TerraFlow in 10 Minutes

Everything you need to go from zero to a working suitability map — what it is, why it exists, how it works, and a live run you can follow along with.


What is TerraFlow?

TerraFlow is a command-line tool that answers one question:

"Given a piece of land, how suitable is it for a particular crop or use — right now, given the current climate?"

It takes three inputs:

Input What it is Example
A land-cover map (raster) A satellite-derived map of the land, broken into pixels USDA Cropland Data Layer (CDL)
A climate data file Temperature and rainfall readings from nearby weather stations CSV with lat, lon, mean_temp, total_rain
A configuration file Your choices: which region, what crop thresholds, how many sites config.yml

And produces one output: results.csv — a table where every row is a sampled location with a suitability score (0–1) and a label (low / medium / high).


Why does it exist?

Assessing land suitability is traditionally done by hand — an agronomist looks at soil maps, calls the local weather office, and applies expert judgment to a spreadsheet. That process is:

  • Slow — days or weeks for a single region
  • Inconsistent — different analysts reach different conclusions
  • Not reproducible — the next analyst can't trace exactly what was done

TerraFlow makes it:

  • Fast — seconds for hundreds of locations
  • Consistent — same config always gives same result
  • Fully reproducible — every run is fingerprinted; two people with the same config and data get byte-identical outputs

How does the pipeline work?

flowchart TD
    A[Your config.yml] --> B[Load land-cover raster]
    B --> C[Crop to ROI]
    C --> D[Load climate CSV]
    D --> E[Interpolate climate to each pixel]
    E --> F[Calculate scores]
    F --> G[Apply weighted formula]
    G --> H[Generate labels]
    H --> I[Write results.csv]

    F --> |vegetation × w_v| G
    F --> |temperature × w_t| G
    F --> |rainfall × w_r| G

    I --> J[cell_id | lat | lon | score | label]

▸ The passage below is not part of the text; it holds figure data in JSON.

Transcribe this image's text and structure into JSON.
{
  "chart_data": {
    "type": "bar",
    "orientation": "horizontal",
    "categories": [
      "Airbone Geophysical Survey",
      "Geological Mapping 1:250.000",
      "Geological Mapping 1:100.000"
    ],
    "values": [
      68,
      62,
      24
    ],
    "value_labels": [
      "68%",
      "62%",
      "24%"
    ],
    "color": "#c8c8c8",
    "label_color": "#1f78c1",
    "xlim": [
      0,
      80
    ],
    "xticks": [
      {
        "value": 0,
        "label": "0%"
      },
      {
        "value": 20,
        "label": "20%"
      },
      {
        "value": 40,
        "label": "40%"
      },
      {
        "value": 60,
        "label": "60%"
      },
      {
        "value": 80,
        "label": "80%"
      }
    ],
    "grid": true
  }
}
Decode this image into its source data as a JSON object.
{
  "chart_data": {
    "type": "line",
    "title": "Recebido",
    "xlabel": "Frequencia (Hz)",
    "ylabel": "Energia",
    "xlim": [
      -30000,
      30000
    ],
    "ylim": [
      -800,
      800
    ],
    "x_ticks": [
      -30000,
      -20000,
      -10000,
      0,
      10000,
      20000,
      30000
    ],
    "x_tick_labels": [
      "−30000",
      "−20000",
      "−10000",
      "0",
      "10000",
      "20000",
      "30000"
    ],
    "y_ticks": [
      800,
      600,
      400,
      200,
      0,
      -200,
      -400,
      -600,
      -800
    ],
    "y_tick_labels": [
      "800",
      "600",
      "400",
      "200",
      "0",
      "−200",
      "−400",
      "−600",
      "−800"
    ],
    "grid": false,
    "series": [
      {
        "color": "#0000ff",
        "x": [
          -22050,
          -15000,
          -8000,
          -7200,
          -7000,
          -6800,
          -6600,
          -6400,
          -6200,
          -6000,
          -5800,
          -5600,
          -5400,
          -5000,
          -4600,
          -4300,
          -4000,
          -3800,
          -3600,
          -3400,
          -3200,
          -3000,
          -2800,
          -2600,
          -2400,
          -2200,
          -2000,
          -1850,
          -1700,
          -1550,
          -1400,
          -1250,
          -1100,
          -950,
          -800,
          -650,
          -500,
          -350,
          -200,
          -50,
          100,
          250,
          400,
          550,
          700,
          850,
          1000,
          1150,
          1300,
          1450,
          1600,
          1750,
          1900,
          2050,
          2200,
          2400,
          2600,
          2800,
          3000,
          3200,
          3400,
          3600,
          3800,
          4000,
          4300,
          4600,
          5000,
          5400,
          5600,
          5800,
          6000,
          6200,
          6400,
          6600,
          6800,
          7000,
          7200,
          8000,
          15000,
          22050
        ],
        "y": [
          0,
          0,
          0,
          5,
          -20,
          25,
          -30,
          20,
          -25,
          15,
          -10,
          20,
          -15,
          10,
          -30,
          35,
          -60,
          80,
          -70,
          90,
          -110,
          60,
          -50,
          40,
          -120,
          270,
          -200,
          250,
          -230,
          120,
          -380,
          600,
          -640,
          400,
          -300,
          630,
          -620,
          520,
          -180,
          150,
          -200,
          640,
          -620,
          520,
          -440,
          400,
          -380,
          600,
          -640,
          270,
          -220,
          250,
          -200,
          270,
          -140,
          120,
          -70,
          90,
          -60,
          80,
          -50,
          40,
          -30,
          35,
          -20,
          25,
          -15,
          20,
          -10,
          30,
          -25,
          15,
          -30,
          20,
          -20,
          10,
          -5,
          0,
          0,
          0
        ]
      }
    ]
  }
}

    style A fill:#2d8a55,stroke:#1e5c3a,color:#fff
    style I fill:#2d8a55,stroke:#1e5c3a,color:#fff
    style G fill:#40a86e,stroke:#2d6a4f,color:#fff

Key Design Choices

  • WGS84 output: Coordinates are always in WGS84 degrees (lat/lon) regardless of input projection
  • Reproducible sampling: Same config + data always produces identical output via SHA-256 fingerprint seeding
  • Portable configs: Relative paths resolve relative to the config file location, not working directory

Try it now (5 commands)

# 1. Clone and install
git clone https://github.com/gmarupilla/AgroTerraFlow.git
cd TerraFlow
pip install -e ".[dev]"

# 2. Run the demo
terraflow -c examples/demo_config.yml

# 3. Look at the results
head -5 outputs/demo_run/results.csv
from terraflow.pipeline import main
from pathlib import Path

# Run the pipeline from Python
config_path = Path("examples/demo_config.yml")
main(str(config_path))

# Results written to outputs/demo_run/results.csv
import pandas as pd
df = pd.read_csv("outputs/demo_run/results.csv")
print(df.head())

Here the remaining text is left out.